Sexperts advocate relaxing relationship rules

Sexperts advocate relaxing relationship rules

US author and psychologist Christopher Ryan, in Australia for Sydney’s recent Festival of Dangerous Ideas, told the Star Observer he was revelling in the attention his recently-released book Sex At Dawn: The Prehistoric Origins of Modern Sexuality was garnering.

“It’s great, I’ve always wanted to be dangerous. I’m a dorky white guy, so it’s not easy to do,” the affable Ryan joked.

The book, co-written with his wife Dr Cacilda Jetha, is an illuminating look at some of the biggest issues facing modern relationships, both gay and straight: namely, why so many find long-term fidelity difficult, and why sexual passion can fade even as love deepens.

Gay American author and sex columnist Dan Savage called it “the single most important book on human sexuality since Kinsey unleashed Sexual Behaviour of the Human Male on the American public in 1948”.

As Ryan explained, too many modern unions falter when couples put an overwhelming emphasis on the importance of sexual fidelity.

He and Jetha are not here to tell us monogamy is wrong. Rather, they offer a compelling explanation (based on everything from our prehistoric ancestors to our modern-day primate relatives) for why we find it so difficult.

“We have an omnivorous sexuality. It’s clear in our genitalia, our behaviour, our physiology,” Ryan said.

“And yet we live in a society that tells us — in terms of sexuality — there’s something wrong with you if you feel that way. All we’re saying is, let’s reframe this discussion in a more accurate way.

“Don’t feel like you’re a bad person because you feel this way. It’s because you are a person that you feel this way.

“Approach your relationship from an informed, realistic perspective and you’ll have a better chance of succeeding. Guilt-tripping and ignorance don’t work very well.”

Despite their combined years of experience in sex research, Ryan admitted that much surprised he and Jetha when writing the book.

“All the stuff about the invention of the vibrator — that it was a technological response from doctors whose arms were tired from masturbating women all day because their sexuality had been pathologised into hysteria!

“And partible paternity — people who believe the fetus is made of accumulated semen, so the woman has sex with five or six different men in order to get all their different qualities into her baby. All those things and many more blew my mind.”

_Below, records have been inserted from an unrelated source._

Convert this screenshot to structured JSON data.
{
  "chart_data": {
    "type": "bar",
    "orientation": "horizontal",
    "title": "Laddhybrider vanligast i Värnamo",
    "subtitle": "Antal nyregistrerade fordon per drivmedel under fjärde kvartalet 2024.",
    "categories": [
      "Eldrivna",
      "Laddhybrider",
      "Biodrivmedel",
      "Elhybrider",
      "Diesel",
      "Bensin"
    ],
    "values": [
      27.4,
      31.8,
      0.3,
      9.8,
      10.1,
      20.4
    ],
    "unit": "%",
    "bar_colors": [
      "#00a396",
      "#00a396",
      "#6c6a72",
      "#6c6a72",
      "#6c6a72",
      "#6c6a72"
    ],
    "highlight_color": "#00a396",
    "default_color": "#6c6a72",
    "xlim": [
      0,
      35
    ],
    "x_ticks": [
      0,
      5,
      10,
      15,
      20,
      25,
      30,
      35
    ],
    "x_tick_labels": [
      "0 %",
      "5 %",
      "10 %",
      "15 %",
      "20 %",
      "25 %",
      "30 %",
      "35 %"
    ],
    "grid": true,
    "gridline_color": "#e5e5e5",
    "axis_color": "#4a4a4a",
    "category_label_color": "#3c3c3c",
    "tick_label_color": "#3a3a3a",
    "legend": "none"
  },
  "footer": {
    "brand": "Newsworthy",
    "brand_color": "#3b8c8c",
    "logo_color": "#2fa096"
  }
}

The book makes particularly empowering reading for women, as it traces how forces as disparate as religion, medical science and agriculture have conspired to thwart female sexuality.

“We’ve received more than a few emails from women who’ve said they’ve had to stop reading every few pages and masturbate. If women feel this libido, and live in a society that tells them, ‘It’s wrong, it’s pathological, don’t admit it even to yourself’, to read a book like this is very liberating.

“I knew women would respond to the book — never in my life did I think it would turn them on.”

Ryan said, when it comes to facing our sexual desires, it’s not just gay and lesbian people who need to ‘come out’. Heterosexuals should follow our lead and undergo some self-examination too.

“The last section of the book is called ‘Everybody Out of the Closet’. People who don’t fit the dominant paradigm, in order to be true to themselves, have to go through a process of confronting the ways they don’t fit into the expectations placed upon them,” he said.

“That’s a very difficult process, but also very empowering, because you come out the other side without a lot of your bullshit — it gets stripped away.

“What we’re trying to say in the book is it’s not only gay people who have to do that — we all do.

“The problem is for straight people it’s much easier to go through life with all that bullshit still clinging to you and to never confront it. So you’ve got guys who know in their hearts they’re not monogamous, but who swear on the Bible, sign the [marriage] papers and then are out screwing someone in secret two weeks later.

“You don’t find that as much in gay relationships, because they talk about what they feel. They’ve worked too hard to live a lie. Heterosexuals should learn that from the gay community.”

While Ryan and Jetha keep a dignified silence about their own relationship (“We decided the smartest way to deal with it was with a stock answer: ‘Our relationship is informed by our research’,” he chuckled), he said it was important for couples to discover what works for them.

“The assumption that open relationships don’t work always cracks me up. I hear it from therapists a lot. I tell them, ‘Happy couples don’t come to your office — isn’t that obvious?’ ”

INFO: Sex At Dawn (Scribe Publications) out now.